New bundled codes created for myelography to use from 2015 include the lumbar injection for which a separate code was used before. The new codes are as follows:

  • 62302: Myelography via lumbar injection, including radiological supervision and interpretation; cervical
  • 62303: Myelography via lumbar injection, including radiological supervision and interpretation; Thoracic
  • 62304: Myelography via lumbar injection, including radiological supervision and interpretation; Lumbosacral
  • 62305: Myelography via lumbar injection, including radiological supervision and interpretation; of two or more regions (for example, lumbar/thoracic, cervical/thoracic, lumbar/cervical, lumbar/thoracic/cervical)

You can use only these codes when the same physician performs the injections as well as the radiologic interpretation of the exam. If two physicians are performing the procedure (one physician performs the injection and the other provides the radiological supervision and interpretation), the current injection code (62284) and radiologic supervision and interpretation codes (72240, 72265 and 72270) for myelography should be used. The injection code was revised to indicate it is used for reporting an injection procedure in the lumbar spine. Earlier, it was used to indicate an injection for any part of the spine, except for C1-C2 and posterior fossa.

Vertebroplasty

For 2015, three new vertebroplasty and three new vertebral augmentation (kyphoplasty) codes are issued. These codes bundle imaging guidance with the procedure. The new codes are:

  • 22510: Percutaneous vertebroplasty (bone biopsy included when performed), 1 vertebral body, unilateral or bilateral injection, inclusive of all imaging guidance; cervicothoracic
  • 22511: Percutaneous vertebroplasty (bone biopsy included when performed), 1 vertebral body, unilateral or bilateral injection, inclusive of all imaging guidance; lumbosacral
  • +22512: add-on for each additional cervicothoracic or lumbosacral vertebral body (List separately in addition to code for primary procedure)
  • 22513: Percutaneous vertebral augmentation, including cavity creation (fracture reduction and bone biopsy included when performed) using mechanical device (for example, kyphoplasty), 1 vertebral body, unilateral or bilateral cannulation, inclusive of all imaging guidance; thoracic
  • 22514: Percutaneous vertebral augmentation, including cavity creation (fracture reduction and bone biopsy included when performed) using mechanical device (eg, kyphoplasty), 1 vertebral body, unilateral or bilateral cannulation, inclusive of all imaging guidance; lumbar
  • +22515: add-on for each additional thoracic or lumbar vertebral body (List separately in addition to code for primary procedure)
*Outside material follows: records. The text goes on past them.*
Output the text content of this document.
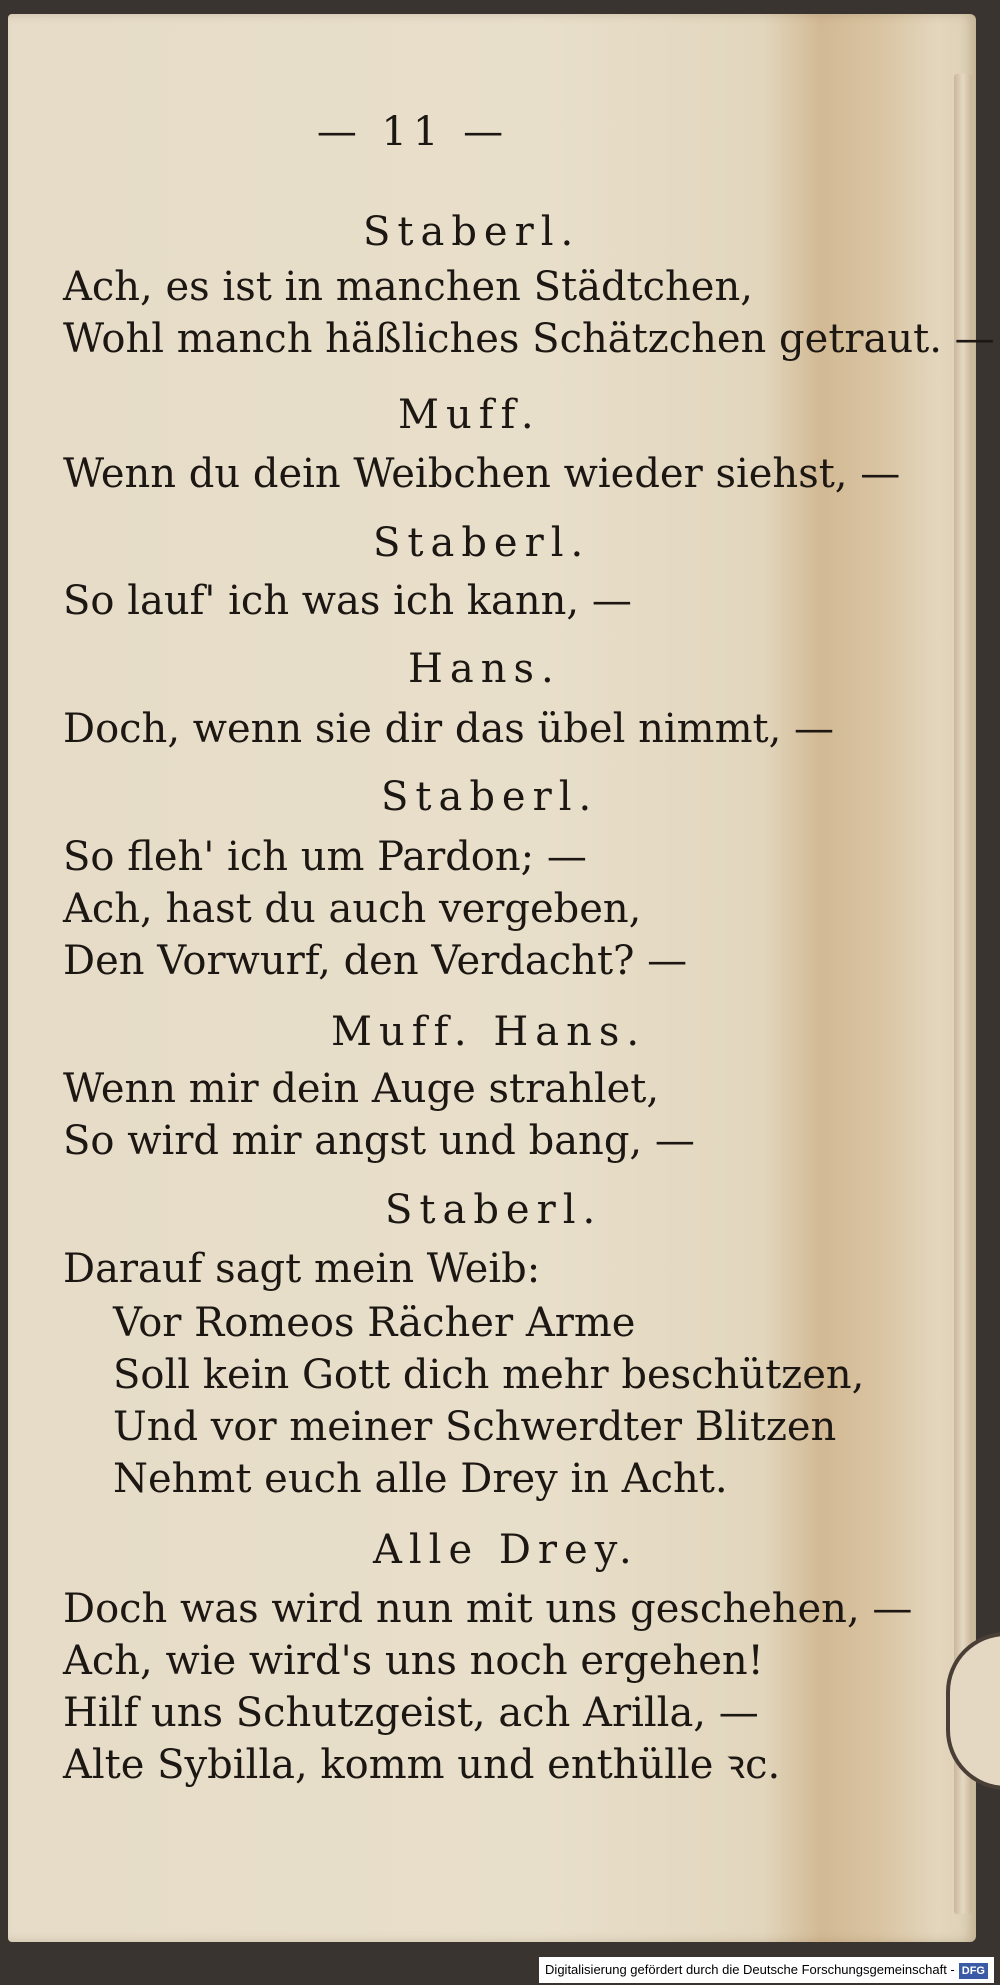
— 11 —
Staberl.
Ach, es ist in manchen Städtchen,
Wohl manch häßliches Schätzchen getraut. —
Muff.
Wenn du dein Weibchen wieder siehst, —
Staberl.
So lauf' ich was ich kann, —
Hans.
Doch, wenn sie dir das übel nimmt, —
Staberl.
So fleh' ich um Pardon; —
Ach, hast du auch vergeben,
Den Vorwurf, den Verdacht? —
Muff. Hans.
Wenn mir dein Auge strahlet,
So wird mir angst und bang, —
Staberl.
Darauf sagt mein Weib:
Vor Romeos Rächer Arme
Soll kein Gott dich mehr beschützen,
Und vor meiner Schwerdter Blitzen
Nehmt euch alle Drey in Acht.
Alle Drey.
Doch was wird nun mit uns geschehen, —
Ach, wie wird's uns noch ergehen!
Hilf uns Schutzgeist, ach Arilla, —
Alte Sybilla, komm und enthülle ꝛc.
Digitalisierung gefördert durch die Deutsche Forschungsgemeinschaft - DFG
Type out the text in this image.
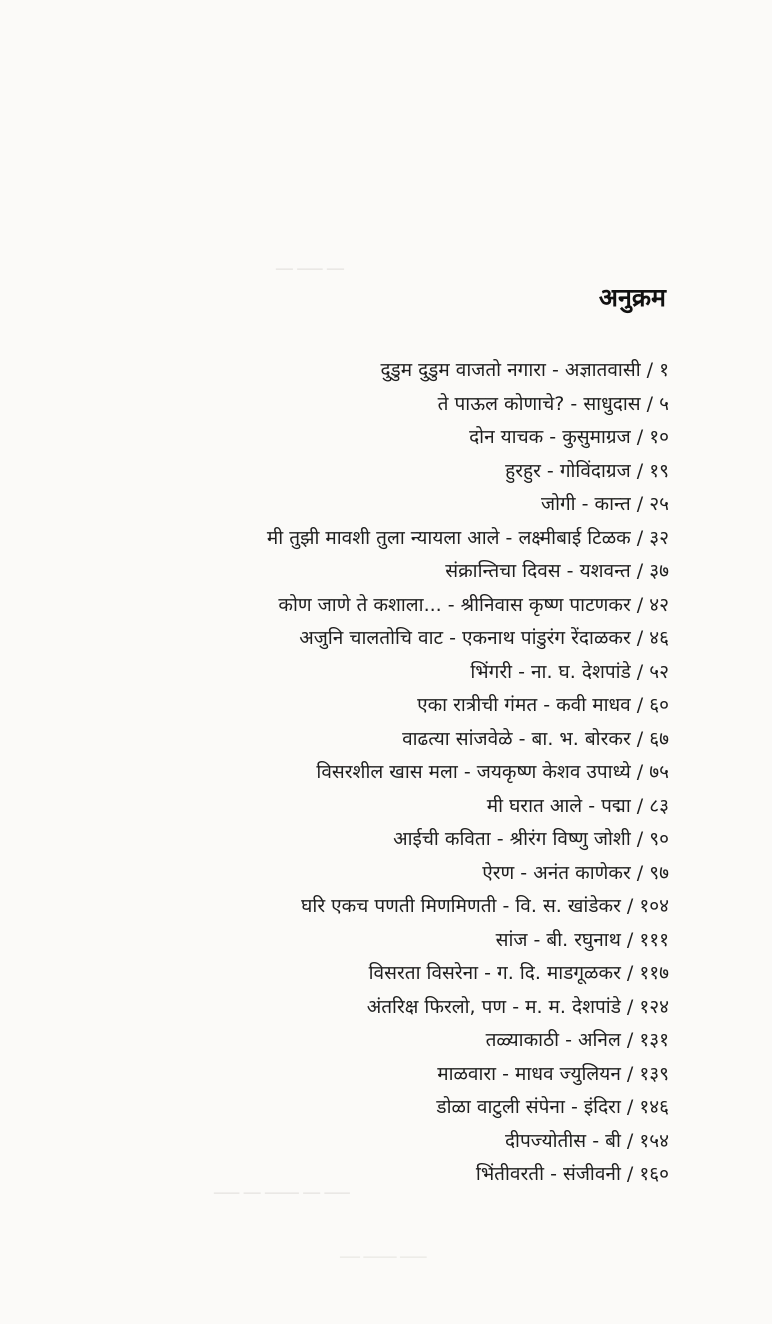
अनुक्रम
दुडुम दुडुम वाजतो नगारा - अज्ञातवासी / १
ते पाऊल कोणाचे? - साधुदास / ५
दोन याचक - कुसुमाग्रज / १०
हुरहुर - गोविंदाग्रज / १९
जोगी - कान्त / २५
मी तुझी मावशी तुला न्यायला आले - लक्ष्मीबाई टिळक / ३२
संक्रान्तिचा दिवस - यशवन्त / ३७
कोण जाणे ते कशाला... - श्रीनिवास कृष्ण पाटणकर / ४२
अजुनि चालतोचि वाट - एकनाथ पांडुरंग रेंदाळकर / ४६
भिंगरी - ना. घ. देशपांडे / ५२
एका रात्रीची गंमत - कवी माधव / ६०
वाढत्या सांजवेळे - बा. भ. बोरकर / ६७
विसरशील खास मला - जयकृष्ण केशव उपाध्ये / ७५
मी घरात आले - पद्मा / ८३
आईची कविता - श्रीरंग विष्णु जोशी / ९०
ऐरण - अनंत काणेकर / ९७
घरि एकच पणती मिणमिणती - वि. स. खांडेकर / १०४
सांज - बी. रघुनाथ / १११
विसरता विसरेना - ग. दि. माडगूळकर / ११७
अंतरिक्ष फिरलो, पण - म. म. देशपांडे / १२४
तळ्याकाठी - अनिल / १३१
माळवारा - माधव ज्युलियन / १३९
डोळा वाटुली संपेना - इंदिरा / १४६
दीपज्योतीस - बी / १५४
भिंतीवरती - संजीवनी / १६०
── ─── ──
─── ── ──── ── ───
─── ───── ────
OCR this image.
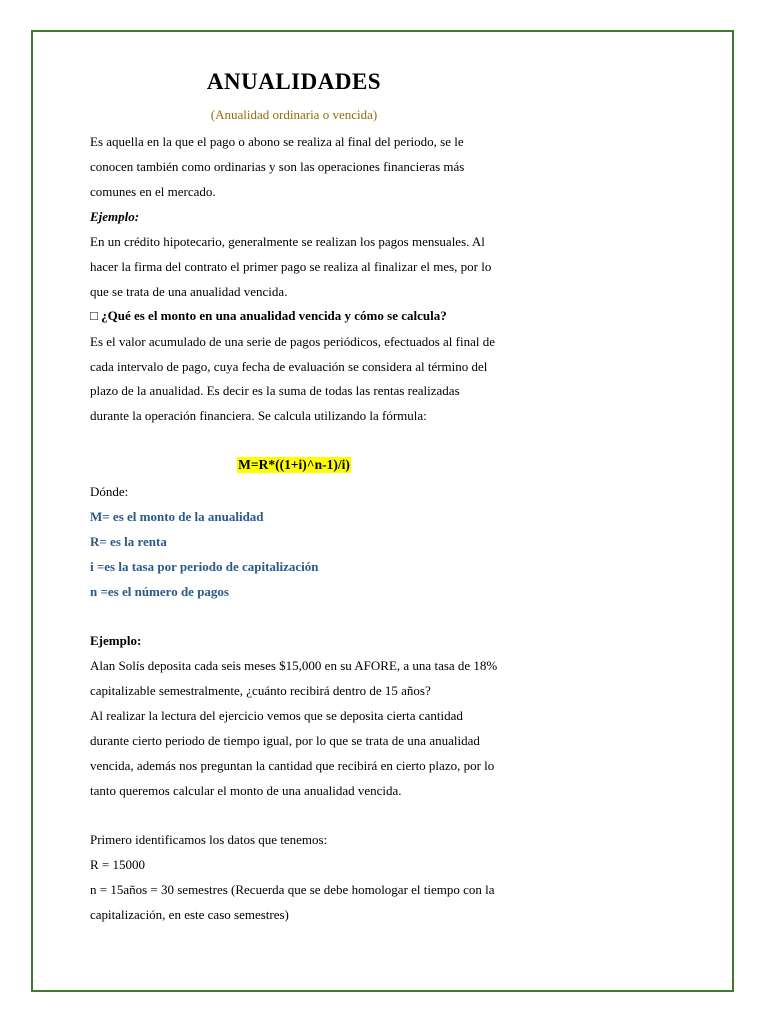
ANUALIDADES
(Anualidad ordinaria o vencida)
Es aquella en la que el pago o abono se realiza al final del periodo, se le
conocen también como ordinarias y son las operaciones financieras más
comunes en el mercado.
Ejemplo:
En un crédito hipotecario, generalmente se realizan los pagos mensuales. Al
hacer la firma del contrato el primer pago se realiza al finalizar el mes, por lo
que se trata de una anualidad vencida.
□ ¿Qué es el monto en una anualidad vencida y cómo se calcula?
Es el valor acumulado de una serie de pagos periódicos, efectuados al final de
cada intervalo de pago, cuya fecha de evaluación se considera al término del
plazo de la anualidad. Es decir es la suma de todas las rentas realizadas
durante la operación financiera. Se calcula utilizando la fórmula:
Dónde:
M= es el monto de la anualidad
R= es la renta
i =es la tasa por periodo de capitalización
n =es el número de pagos
Ejemplo:
Alan Solís deposita cada seis meses $15,000 en su AFORE, a una tasa de 18%
capitalizable semestralmente, ¿cuánto recibirá dentro de 15 años?
Al realizar la lectura del ejercicio vemos que se deposita cierta cantidad
durante cierto periodo de tiempo igual, por lo que se trata de una anualidad
vencida, además nos preguntan la cantidad que recibirá en cierto plazo, por lo
tanto queremos calcular el monto de una anualidad vencida.
Primero identificamos los datos que tenemos:
R = 15000
n = 15años = 30 semestres (Recuerda que se debe homologar el tiempo con la
capitalización, en este caso semestres)
M=R*((1+i)^n-1)/i)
The old procedure and imaging guidance codes are longer available for use now.

There has been a significant change in CPT/HCPCS coding for radiology procedures. It is really a challenging task for radiology practices to keep up with the new changes and maximize their practice revenue. They may either train their billing staffs or seek reliable medical billing and coding services to reduce claim errors and delayed reimbursement. In addition to this, they should have a clear understanding about how each major payer assigns prices for the new codes. Sometimes, they may have to negotiate for these codes. An expert’s service is indispensable in these situations.